Vehicle imports slow and fiscal boost tapers: JB Securities

Monday, 27 April 2026 00:21 -     - {{hitsCtrl.values.hits}}

 


 

  • Registrations surge to 59,734 in March from 51,682 in Feb. 
  • Vehicle imports fall to $ 148.4 m in Feb. from  $ 240.9 m peak
  • 2025 tax revenue from vehicles reaches Rs. 905 b, supporting fiscal surplus
  • Slowing imports signal easing contribution to growth and revenues
  • Highlights distortions in energy pricing and vehicle tax structure

Vehicle imports slowed sharply in early 2026, with the sector’s contribution to growth and fiscal revenues beginning to taper even as March registrations rose on existing inventory, according to JB Securities.

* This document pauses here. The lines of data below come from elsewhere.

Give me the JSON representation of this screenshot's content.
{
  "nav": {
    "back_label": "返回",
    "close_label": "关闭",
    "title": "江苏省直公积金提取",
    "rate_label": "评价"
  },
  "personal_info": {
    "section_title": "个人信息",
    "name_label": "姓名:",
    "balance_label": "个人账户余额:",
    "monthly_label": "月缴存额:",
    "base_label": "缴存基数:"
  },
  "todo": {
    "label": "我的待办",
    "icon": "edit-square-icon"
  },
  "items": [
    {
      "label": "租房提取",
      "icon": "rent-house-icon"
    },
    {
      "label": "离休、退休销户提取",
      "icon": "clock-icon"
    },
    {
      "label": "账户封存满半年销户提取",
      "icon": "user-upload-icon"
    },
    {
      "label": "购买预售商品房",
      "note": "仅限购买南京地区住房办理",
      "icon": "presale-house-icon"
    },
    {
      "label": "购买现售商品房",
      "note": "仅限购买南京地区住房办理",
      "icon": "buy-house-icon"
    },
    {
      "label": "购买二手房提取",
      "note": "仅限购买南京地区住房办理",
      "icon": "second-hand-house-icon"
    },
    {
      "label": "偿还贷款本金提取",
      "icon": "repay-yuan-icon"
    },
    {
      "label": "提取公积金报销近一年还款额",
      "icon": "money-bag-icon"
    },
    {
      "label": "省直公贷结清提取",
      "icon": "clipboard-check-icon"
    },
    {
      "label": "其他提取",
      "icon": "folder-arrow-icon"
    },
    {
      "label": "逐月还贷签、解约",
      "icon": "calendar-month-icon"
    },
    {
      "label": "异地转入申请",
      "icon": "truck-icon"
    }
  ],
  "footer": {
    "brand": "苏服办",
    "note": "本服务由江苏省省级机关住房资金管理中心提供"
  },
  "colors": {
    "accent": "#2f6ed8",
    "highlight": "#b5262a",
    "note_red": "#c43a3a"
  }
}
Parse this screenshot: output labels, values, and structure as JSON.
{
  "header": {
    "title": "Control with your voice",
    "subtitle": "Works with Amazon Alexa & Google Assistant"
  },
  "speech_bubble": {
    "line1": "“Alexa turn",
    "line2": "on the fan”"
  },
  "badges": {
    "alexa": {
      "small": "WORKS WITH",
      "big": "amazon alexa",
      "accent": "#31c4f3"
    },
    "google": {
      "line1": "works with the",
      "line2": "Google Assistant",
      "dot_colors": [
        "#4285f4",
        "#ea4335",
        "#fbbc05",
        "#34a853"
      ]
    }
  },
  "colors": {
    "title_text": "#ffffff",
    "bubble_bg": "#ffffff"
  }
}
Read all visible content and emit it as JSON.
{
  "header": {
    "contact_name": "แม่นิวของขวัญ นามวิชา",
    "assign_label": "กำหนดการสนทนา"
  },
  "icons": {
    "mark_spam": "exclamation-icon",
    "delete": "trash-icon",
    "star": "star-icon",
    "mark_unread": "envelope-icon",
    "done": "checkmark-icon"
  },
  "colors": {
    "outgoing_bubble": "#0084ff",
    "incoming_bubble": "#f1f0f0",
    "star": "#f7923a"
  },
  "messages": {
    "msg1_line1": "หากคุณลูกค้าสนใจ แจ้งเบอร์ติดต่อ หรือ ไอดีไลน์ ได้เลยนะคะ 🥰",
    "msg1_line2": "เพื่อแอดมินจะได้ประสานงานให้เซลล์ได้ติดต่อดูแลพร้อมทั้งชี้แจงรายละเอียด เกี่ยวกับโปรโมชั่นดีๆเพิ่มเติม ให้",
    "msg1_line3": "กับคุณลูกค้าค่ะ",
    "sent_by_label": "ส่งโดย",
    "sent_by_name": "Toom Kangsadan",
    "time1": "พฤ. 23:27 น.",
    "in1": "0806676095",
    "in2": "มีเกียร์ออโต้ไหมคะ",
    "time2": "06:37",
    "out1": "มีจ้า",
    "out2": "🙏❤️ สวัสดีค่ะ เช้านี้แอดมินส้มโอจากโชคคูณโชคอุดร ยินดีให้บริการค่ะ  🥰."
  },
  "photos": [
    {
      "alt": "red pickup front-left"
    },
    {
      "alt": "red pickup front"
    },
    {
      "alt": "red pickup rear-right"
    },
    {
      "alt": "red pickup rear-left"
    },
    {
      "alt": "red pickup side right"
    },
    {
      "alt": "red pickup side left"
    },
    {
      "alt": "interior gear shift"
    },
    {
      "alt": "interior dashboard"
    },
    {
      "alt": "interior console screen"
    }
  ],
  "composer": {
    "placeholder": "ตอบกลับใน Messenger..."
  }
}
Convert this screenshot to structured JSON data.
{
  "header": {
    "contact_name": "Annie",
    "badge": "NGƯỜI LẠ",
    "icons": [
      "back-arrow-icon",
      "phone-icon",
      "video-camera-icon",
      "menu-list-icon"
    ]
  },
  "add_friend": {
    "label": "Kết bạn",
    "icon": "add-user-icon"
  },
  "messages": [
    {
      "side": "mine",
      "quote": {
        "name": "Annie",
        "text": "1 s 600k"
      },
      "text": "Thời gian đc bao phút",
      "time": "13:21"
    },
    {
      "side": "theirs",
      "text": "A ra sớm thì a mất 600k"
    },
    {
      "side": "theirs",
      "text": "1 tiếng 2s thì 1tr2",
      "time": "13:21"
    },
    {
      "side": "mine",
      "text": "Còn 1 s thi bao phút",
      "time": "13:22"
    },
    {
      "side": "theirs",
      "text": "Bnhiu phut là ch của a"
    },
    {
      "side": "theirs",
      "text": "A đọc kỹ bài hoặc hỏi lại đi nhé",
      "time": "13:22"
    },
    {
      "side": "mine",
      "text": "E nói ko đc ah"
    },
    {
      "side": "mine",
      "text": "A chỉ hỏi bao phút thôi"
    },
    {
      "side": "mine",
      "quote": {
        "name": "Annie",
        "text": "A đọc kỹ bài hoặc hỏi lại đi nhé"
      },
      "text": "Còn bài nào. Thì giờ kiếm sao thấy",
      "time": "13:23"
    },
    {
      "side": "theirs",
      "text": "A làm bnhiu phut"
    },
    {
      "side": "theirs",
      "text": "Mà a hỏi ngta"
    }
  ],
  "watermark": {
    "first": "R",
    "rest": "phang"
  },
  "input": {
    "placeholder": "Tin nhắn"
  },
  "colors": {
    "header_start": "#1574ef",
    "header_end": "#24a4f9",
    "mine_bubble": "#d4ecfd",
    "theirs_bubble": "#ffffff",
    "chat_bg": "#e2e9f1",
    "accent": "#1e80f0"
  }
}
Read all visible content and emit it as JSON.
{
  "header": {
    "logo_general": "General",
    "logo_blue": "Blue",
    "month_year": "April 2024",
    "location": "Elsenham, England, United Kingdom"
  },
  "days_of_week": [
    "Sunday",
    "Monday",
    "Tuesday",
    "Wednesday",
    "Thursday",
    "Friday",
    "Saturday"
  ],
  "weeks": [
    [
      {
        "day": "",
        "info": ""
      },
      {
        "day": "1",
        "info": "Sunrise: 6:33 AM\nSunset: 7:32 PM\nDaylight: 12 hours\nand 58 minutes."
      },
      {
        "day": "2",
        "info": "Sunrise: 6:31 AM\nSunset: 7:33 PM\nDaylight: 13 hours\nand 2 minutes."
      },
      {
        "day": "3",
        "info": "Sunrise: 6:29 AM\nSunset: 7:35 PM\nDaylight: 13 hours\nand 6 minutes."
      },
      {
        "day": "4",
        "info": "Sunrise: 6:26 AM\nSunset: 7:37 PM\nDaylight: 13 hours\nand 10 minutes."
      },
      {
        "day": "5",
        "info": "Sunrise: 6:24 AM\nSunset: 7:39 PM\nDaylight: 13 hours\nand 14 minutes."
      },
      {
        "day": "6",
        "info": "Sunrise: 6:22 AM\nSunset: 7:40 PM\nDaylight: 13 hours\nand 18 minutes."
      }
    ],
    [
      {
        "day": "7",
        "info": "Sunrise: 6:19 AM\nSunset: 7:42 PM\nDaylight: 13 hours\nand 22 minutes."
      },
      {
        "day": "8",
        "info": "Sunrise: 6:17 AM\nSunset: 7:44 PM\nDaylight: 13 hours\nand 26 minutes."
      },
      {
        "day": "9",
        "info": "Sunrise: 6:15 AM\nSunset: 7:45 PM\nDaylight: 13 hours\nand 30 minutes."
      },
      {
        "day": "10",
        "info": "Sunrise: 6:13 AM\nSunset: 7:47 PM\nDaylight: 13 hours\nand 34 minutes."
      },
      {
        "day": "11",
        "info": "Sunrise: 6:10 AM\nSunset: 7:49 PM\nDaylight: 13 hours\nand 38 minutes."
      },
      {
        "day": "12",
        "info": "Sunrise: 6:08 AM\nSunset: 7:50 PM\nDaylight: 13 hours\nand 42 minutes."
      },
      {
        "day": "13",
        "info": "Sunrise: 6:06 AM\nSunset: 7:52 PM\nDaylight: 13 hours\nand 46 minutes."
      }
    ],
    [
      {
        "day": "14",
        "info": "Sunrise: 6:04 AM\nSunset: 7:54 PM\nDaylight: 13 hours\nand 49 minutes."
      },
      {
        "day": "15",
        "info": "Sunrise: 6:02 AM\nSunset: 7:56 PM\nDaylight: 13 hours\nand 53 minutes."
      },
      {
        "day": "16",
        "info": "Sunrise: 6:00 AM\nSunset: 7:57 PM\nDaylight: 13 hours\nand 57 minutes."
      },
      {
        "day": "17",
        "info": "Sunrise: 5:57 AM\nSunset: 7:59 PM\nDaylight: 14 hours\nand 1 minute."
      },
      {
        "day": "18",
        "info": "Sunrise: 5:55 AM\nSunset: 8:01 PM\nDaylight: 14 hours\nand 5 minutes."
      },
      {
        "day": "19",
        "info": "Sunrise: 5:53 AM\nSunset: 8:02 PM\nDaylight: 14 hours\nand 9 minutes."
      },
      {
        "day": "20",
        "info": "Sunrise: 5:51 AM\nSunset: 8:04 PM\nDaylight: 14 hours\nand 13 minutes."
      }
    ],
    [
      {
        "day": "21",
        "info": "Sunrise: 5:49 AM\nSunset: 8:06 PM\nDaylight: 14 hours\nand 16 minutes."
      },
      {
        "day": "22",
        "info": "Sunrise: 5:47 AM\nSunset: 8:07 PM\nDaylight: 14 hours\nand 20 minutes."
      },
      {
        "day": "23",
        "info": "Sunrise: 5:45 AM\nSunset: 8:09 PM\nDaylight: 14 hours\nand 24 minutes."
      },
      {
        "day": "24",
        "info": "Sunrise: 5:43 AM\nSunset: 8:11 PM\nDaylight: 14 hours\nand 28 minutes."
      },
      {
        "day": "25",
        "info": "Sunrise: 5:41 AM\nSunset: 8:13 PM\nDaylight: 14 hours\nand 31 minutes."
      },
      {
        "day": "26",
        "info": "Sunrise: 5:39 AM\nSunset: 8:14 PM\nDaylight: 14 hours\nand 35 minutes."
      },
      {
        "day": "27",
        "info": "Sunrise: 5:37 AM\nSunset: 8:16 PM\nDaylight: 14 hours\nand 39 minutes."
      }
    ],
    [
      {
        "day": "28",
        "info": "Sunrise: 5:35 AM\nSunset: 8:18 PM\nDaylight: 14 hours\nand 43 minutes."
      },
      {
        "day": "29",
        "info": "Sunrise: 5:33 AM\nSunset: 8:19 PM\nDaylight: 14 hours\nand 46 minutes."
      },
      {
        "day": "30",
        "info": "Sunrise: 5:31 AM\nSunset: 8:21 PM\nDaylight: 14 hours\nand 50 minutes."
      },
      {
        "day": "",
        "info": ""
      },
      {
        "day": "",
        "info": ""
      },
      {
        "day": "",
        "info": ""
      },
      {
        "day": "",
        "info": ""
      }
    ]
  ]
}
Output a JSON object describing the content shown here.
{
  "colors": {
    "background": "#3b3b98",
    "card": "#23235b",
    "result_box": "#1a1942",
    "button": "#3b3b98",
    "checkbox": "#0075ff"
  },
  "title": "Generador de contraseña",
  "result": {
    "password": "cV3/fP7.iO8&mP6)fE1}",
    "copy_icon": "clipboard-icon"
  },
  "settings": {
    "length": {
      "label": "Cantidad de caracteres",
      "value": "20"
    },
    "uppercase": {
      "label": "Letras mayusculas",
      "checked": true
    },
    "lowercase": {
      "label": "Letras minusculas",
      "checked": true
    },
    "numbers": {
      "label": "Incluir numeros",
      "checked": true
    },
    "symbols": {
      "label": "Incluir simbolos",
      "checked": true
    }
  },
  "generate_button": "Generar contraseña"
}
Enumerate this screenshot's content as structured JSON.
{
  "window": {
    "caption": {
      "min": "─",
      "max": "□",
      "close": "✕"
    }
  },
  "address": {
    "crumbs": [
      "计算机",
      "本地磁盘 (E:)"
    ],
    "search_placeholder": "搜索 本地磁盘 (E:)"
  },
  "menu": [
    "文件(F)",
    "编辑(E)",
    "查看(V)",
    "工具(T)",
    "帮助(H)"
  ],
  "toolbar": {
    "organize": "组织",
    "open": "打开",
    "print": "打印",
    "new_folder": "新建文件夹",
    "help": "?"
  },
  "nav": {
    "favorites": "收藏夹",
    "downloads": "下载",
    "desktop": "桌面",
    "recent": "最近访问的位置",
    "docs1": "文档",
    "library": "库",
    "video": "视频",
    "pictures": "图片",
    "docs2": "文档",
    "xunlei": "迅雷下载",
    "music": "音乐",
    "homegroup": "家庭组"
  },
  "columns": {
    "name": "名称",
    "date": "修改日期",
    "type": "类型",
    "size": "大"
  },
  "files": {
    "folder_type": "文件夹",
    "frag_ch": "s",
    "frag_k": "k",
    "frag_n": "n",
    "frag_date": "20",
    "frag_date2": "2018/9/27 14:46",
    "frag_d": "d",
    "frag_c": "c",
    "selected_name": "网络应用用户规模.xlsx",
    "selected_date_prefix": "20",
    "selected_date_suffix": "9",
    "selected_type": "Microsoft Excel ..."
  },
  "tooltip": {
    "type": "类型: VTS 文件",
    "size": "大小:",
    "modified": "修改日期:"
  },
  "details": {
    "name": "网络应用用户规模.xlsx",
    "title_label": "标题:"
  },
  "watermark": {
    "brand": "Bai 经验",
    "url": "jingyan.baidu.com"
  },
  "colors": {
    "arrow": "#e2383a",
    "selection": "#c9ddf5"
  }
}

JB Securities Chief Executive Officer Murtaza Jafferjee said monthly vehicle imports have shown a clear slowdown this year, particularly in personal vehicles, with import values declining from a peak of $ 240.9 million in December 2025 to $ 148.4 million in February. Commercial vehicle imports have also moderated, falling from $ 60.2 million in December 2025 to $ 45.2 million.

He said the record 59,734 registrations in March, up from 51,682 in February, were likely driven by inventory already in the country, either through new sales or dealers registering unsold stock to avoid the three-month deadline after which penalties apply, rather than fresh import momentum. The contraction in vehicle imports was a key factor enabling Sri Lanka to post a current account surplus in February.

In 2025, taxes from vehicle imports amounted to Rs. 905 billion, almost double initial expectations when the sector was reopened earlier in the year. This made a substantial contribution to GDP growth through higher net indirect taxes, with vehicles being the largest component, and supported a record primary fiscal surplus of 5.3% of GDP. 

Factoring out the impact of the Gulf conflict, the February trend of slowing vehicle imports suggests that the sector’s contribution to both GDP growth and fiscal revenues is now beginning to taper.

The divergence between rising registrations and falling imports points to a lagged effect, with sales being cleared from existing stocks rather than supported by new inflows, reinforcing the view that momentum in the sector is easing.

On fuel pricing, Jafferjee said prices are set to increase significantly on 1 May, with the adjustment more pronounced for diesel. On at least one recent shipment, the Ceylon Petroleum Corporation paid a record $ 280 per barrel equivalent. 

Based on current taxes and cost structures, this would imply a retail price of around Rs. 750 per litre. However, with the Government absorbing roughly Rs. 100 per litre, the expected pump price is likely to be closer to Rs. 500. 

Petrol prices will also rise, though less sharply, as international prices have been relatively more stable; the Government subsidy here is expected to be limited to about Rs. 20 per litre.

He said that, given Sri Lanka’s backward-looking pricing formula, May prices largely reflect costs incurred during March and early April to ensure adequate supply. Delaying adjustments weakens the price signal and dampens behavioural change. 

Large one-off revisions tend to create market distortions. Fuel stations may restrict sales to build inventory ahead of anticipated increases or run down stocks when prices are expected to fall, leading to temporary shortages. 

While daily pricing would be ideal, it may require infrastructure upgrades at fuel stations; as an interim step, moving to weekly price revisions would reduce these distortions.

Jafferjee said higher fuel prices will drive behavioural shifts, particularly accelerating demand for electric vehicles (EVs). Although electricity tariffs are also likely to rise, potentially through surcharges, self-consumption via rooftop solar systems makes EV ownership increasingly viable.

He also said current vehicle taxation remains highly distortionary. Excise duties are tied to engine capacity for hybrid and internal combustion vehicles, and to motor power for EVs, creating inconsistencies across technologies. 

With more than 50% of vehicle tax revenues now derived from ad valorem components, there is a case for shifting entirely to an ad valorem-based system. Tax policy should prioritise economic efficiency, while issues such as under-invoicing are administrative and should be addressed through stronger governance and enforcement mechanisms rather than by distorting the tax structure.